We would like to help Families?

PHF would like to provide apartments and volunteer mentors to homeless families. PHF has NO administrative expenses, so we would like to raise money that will help the homeless. Some people believe that homelessness is self-induced or somehow that the family is at fault. Those who have had the opportunity to get to know homeless families have discovered that sometimes people are working as hard as they can, and still cannot afford a place to live. While the circumstances surrounding each family's housing crisis is different, there is one universal truth: These parents are deeply concerned about their children and truly believe that they can, with our help, provide a better life for them.

How does PHF find these families?
Only families that are drug-free and have removed themselves from their domestic violence situation are eligible. Our families generally have very specific goals they would like to accomplish during their time with us, such as completion of a big farm harvest and a   happy marriage. The families are typically in the program for two years and the goal is to achieve self-sufficiency through education so that they can be productive and contributing members of our community.
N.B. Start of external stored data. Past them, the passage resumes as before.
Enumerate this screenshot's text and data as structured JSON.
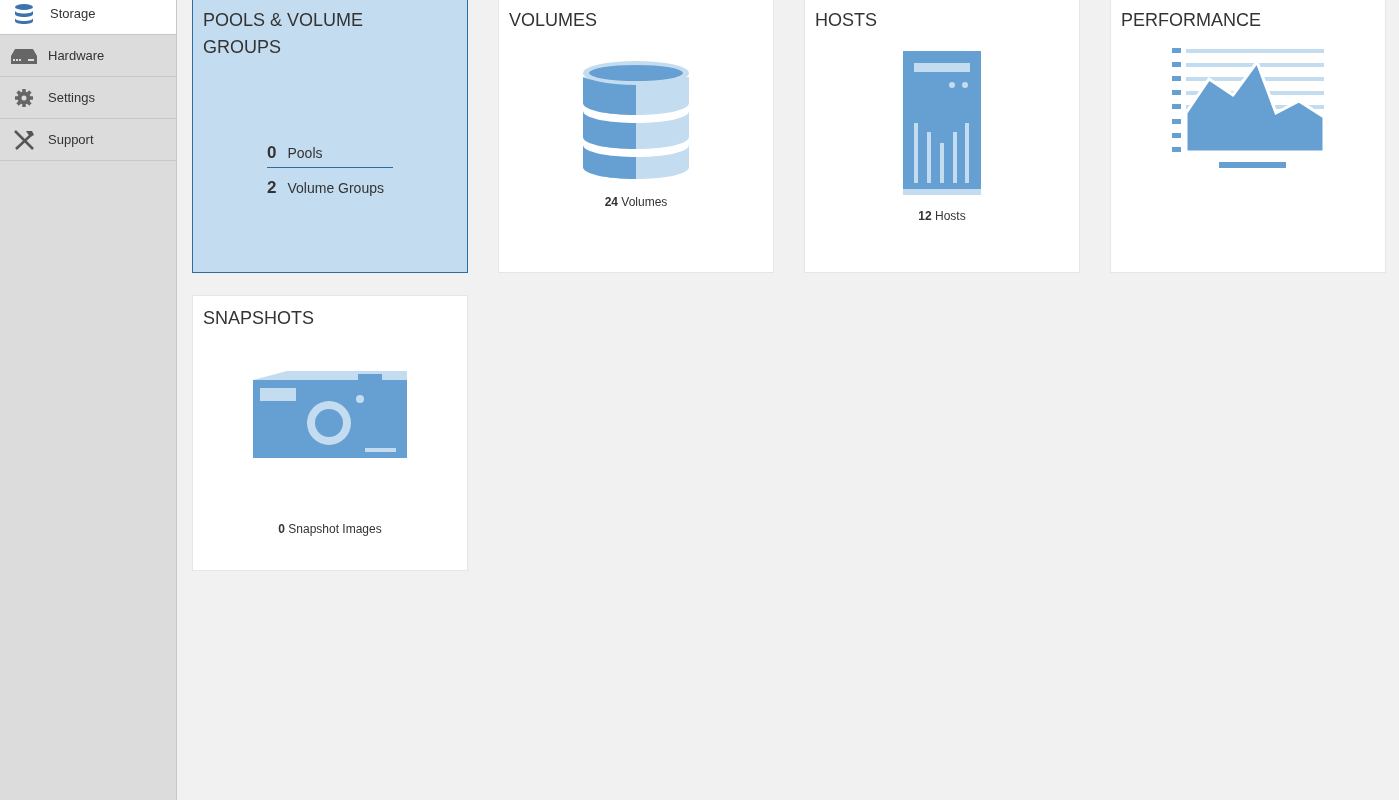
{
  "sidebar": {
    "items": [
      {
        "label": "Storage",
        "selected": true
      },
      {
        "label": "Hardware",
        "selected": false
      },
      {
        "label": "Settings",
        "selected": false
      },
      {
        "label": "Support",
        "selected": false
      }
    ]
  },
  "tiles": [
    {
      "kind": "groups",
      "title": "POOLS & VOLUME GROUPS",
      "selected": true,
      "stats": [
        {
          "count": "0",
          "label": "Pools"
        },
        {
          "count": "2",
          "label": "Volume Groups"
        }
      ]
    },
    {
      "kind": "volumes",
      "title": "VOLUMES",
      "selected": false,
      "summary": "**24** Volumes"
    },
    {
      "kind": "hosts",
      "title": "HOSTS",
      "selected": false,
      "summary": "**12** Hosts"
    },
    {
      "kind": "performance",
      "title": "PERFORMANCE",
      "selected": false
    },
    {
      "kind": "snapshots",
      "title": "SNAPSHOTS",
      "selected": false,
      "summary": "**0** Snapshot Images"
    }
  ]
}
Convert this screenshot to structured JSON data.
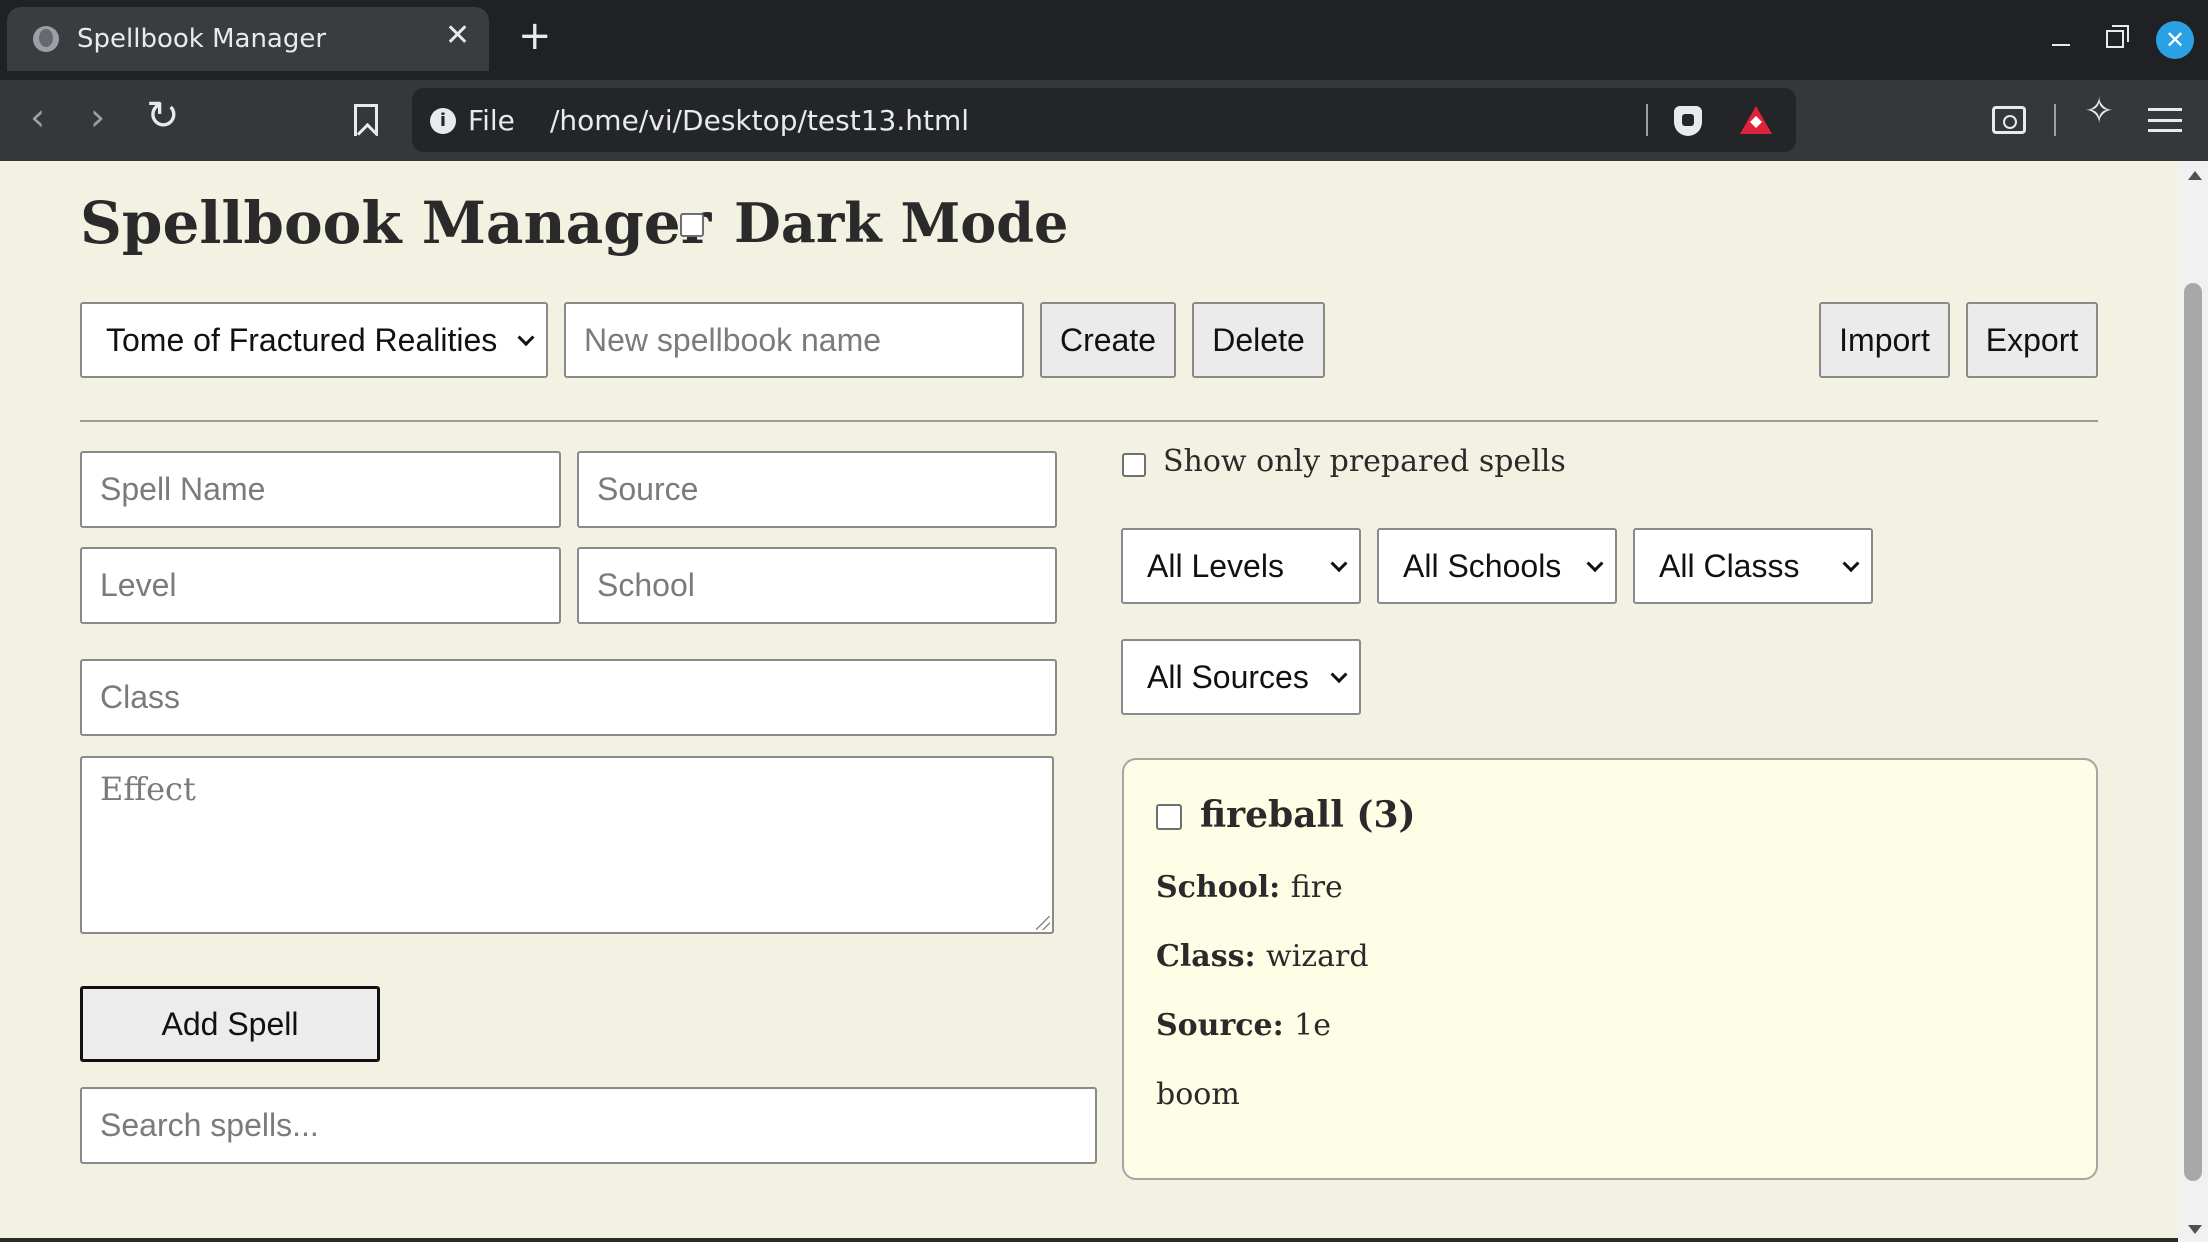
{
  "browser": {
    "tab_title": "Spellbook Manager",
    "tab_close": "✕",
    "new_tab": "+",
    "url_scheme": "File",
    "url_path": "/home/vi/Desktop/test13.html",
    "close_button": "✕",
    "back": "‹",
    "forward": "›",
    "reload": "↻",
    "ai_icon": "✧"
  },
  "app": {
    "title": "Spellbook Manager",
    "dark_mode_label": "Dark Mode",
    "dark_mode_checked": false
  },
  "spellbook_bar": {
    "selected_spellbook": "Tome of Fractured Realities",
    "new_name_placeholder": "New spellbook name",
    "create_label": "Create",
    "delete_label": "Delete",
    "import_label": "Import",
    "export_label": "Export"
  },
  "form": {
    "spell_name_placeholder": "Spell Name",
    "source_placeholder": "Source",
    "level_placeholder": "Level",
    "school_placeholder": "School",
    "class_placeholder": "Class",
    "effect_placeholder": "Effect",
    "add_label": "Add Spell",
    "search_placeholder": "Search spells..."
  },
  "filters": {
    "prepared_only_label": "Show only prepared spells",
    "prepared_only_checked": false,
    "level": "All Levels",
    "school": "All Schools",
    "class": "All Classs",
    "source": "All Sources"
  },
  "spells": [
    {
      "title": "fireball (3)",
      "school_label": "School:",
      "school": "fire",
      "class_label": "Class:",
      "class": "wizard",
      "source_label": "Source:",
      "source": "1e",
      "effect": "boom",
      "prepared": false
    }
  ],
  "colors": {
    "page_background": "#f3f1e2",
    "card_background": "#fefee6",
    "accent_close": "#2aa1e5",
    "rewards": "#e0233d"
  }
}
When You're In Over Your Head

Here's when to refer a person to a professional or supportive group or agency:

  1. when you feel persistently uncomfortable;
  2. when you believe that improvement is "impossible" or the situation is "hopeless;"
  3. when the person says, "nothing is helping" or what you provide the person isn't helping;
  4. there is obvious or unusual changes in speech, appearance, or behavior, including memory confusion or hallucinations or delusions;
  5. the person continues to be so emotional he or she cant communicate;
  6. there is ongoing deterioration of life (social and physical);
  7. all the person discusses are physical complaints;
  8. substance abuse;
  9. threats of self harm or harm to others;
  10. aggression and abuse (verbal and physical);
  11. if the situation seems horrible or unbearable; and most importantly;
  12. if you're unsure, then refer!

Family Assistance

Prayer House International Ministries (PHIM) has found that in order to improve the lives of impoverished children, we must strive to improve the conditions of the entire family. In an effort to create a more comfortable, safe and sanitary home,
PHIM has developed a family assistance program to provide relief in times of need. we would like families to receive benefits such as: 
  • Bedding, dishes, eating utensils and cleaning supplies
  • Home repairs and furnishings
  • Emergency aid after natural disasters
  • Community improvement projects, like tube wells and sanitary waste systems
  • Literacy programs for mothers micro enterprise support
For families struggling to get by on just dollars a day, household essentials become luxury items, and emergencies can shatter already fragile finances. The family assistance program helps families in need, and provides some comfort, security and peace of mind.